ARREST RATES – Between 2012 and 2018, undocumented immigrants in Texas were less than half as likely to be arrested for violent crimes as U.S.-born citizens, according to a University of Wisconsin–Madison study published yesterday in the Proceedings of the National Academy of Sciences. Melinda Wenner Moyer notes in Scientific
American that the study is one of the first to "link a specific immigration status to the rates for specific types of crimes." Charis E. Kubrin, professor of criminology, law and society at the University of California, Irvine, describes the study as "another nail in the coffin of what we know about the link between immigration and crime." Said, Michael Light, a sociologist who co-authored the study: "Simply put, we found that undocumented immigrants have lower felony arrest rates than both legal immigrants and, especially, native-born U.S. citizens."
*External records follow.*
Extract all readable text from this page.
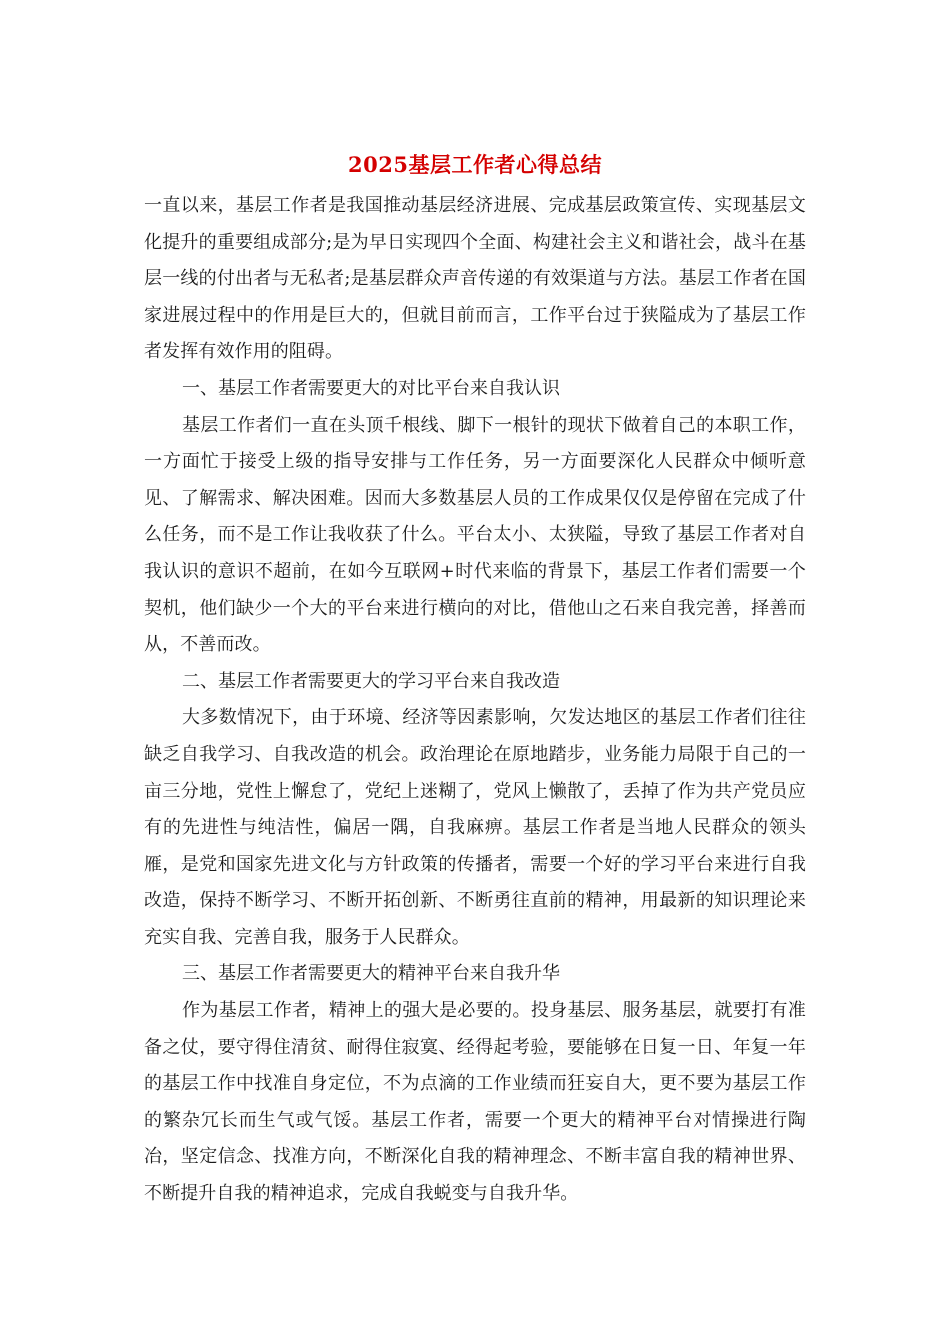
2025基层工作者心得总结

一直以来，基层工作者是我国推动基层经济进展、完成基层政策宣传、实现基层文化提升的重要组成部分;是为早日实现四个全面、构建社会主义和谐社会，战斗在基层一线的付出者与无私者;是基层群众声音传递的有效渠道与方法。基层工作者在国家进展过程中的作用是巨大的，但就目前而言，工作平台过于狭隘成为了基层工作者发挥有效作用的阻碍。

一、基层工作者需要更大的对比平台来自我认识

基层工作者们一直在头顶千根线、脚下一根针的现状下做着自己的本职工作，一方面忙于接受上级的指导安排与工作任务，另一方面要深化人民群众中倾听意见、了解需求、解决困难。因而大多数基层人员的工作成果仅仅是停留在完成了什么任务，而不是工作让我收获了什么。平台太小、太狭隘，导致了基层工作者对自我认识的意识不超前，在如今互联网+时代来临的背景下，基层工作者们需要一个契机，他们缺少一个大的平台来进行横向的对比，借他山之石来自我完善，择善而从，不善而改。

二、基层工作者需要更大的学习平台来自我改造

大多数情况下，由于环境、经济等因素影响，欠发达地区的基层工作者们往往缺乏自我学习、自我改造的机会。政治理论在原地踏步，业务能力局限于自己的一亩三分地，党性上懈怠了，党纪上迷糊了，党风上懒散了，丢掉了作为共产党员应有的先进性与纯洁性，偏居一隅，自我麻痹。基层工作者是当地人民群众的领头雁，是党和国家先进文化与方针政策的传播者，需要一个好的学习平台来进行自我改造，保持不断学习、不断开拓创新、不断勇往直前的精神，用最新的知识理论来充实自我、完善自我，服务于人民群众。

三、基层工作者需要更大的精神平台来自我升华

作为基层工作者，精神上的强大是必要的。投身基层、服务基层，就要打有准备之仗，要守得住清贫、耐得住寂寞、经得起考验，要能够在日复一日、年复一年的基层工作中找准自身定位，不为点滴的工作业绩而狂妄自大，更不要为基层工作的繁杂冗长而生气或气馁。基层工作者，需要一个更大的精神平台对情操进行陶冶，坚定信念、找准方向，不断深化自我的精神理念、不断丰富自我的精神世界、不断提升自我的精神追求，完成自我蜕变与自我升华。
‘NO EXCUSE’ – Democratic California state lawmakers are joining forces to pressure Gov. Gavin Newsom to extend health care coverage to all Californians, including undocumented immigrants, reports Angela Hart for Kaiser Health News. They plan to introduce a two-bill package, jointly proposed by state Sen. María Elena Durazo (Los Angeles) and Assembly member Joaquin Arambula (Fresno), would cover all undocumented senior immigrants first, then eventually the rest of the state’s undocumented population. Said Sarah Dar, director of health and public benefits for the California Immigrant Policy Center: "Now we have a full picture of what
this crisis is, and the blatant disparities faced by our essential workers, so there's no excuse. Immigrant communities and farmworkers in the food and agricultural sector, like meatpacking plants, have literally been hotbeds for the spread of disease."
OUT OF TIME – In a heart-wrenching profile, The Washington Post’s Katie Mettler and Rachel Chason tell the story of Maryland resident Edgar Diaz-Palma, a 42-year-old father of three and undocumented Guatemalan immigrant, who was deported on Dec. 1 after being stopped last month by an unmarked police vehicle for an alleged illegal U-turn. His family and friends had hoped to stay his deportation until President-elect Biden took office, but after weeks of advocacy on his behalf, time ran out. U.S. Rep. Anthony G. Brown (D-Maryland) told the Post that the case "is part of what he worries is an escalation of
deportations by Trump in the administration’s final months." Diaz-Palma had been working for years to gather his immigration paperwork, but struggled to find an attorney when the pandemic hit. Since his deportation, his family has struggled to make ends meet: his partner, Lily Santos, "said she does not know how they are going to pay their rent and has been relying on a friend and a local nonprofit group for food — including on Thanksgiving — since Diaz-Palma was detained."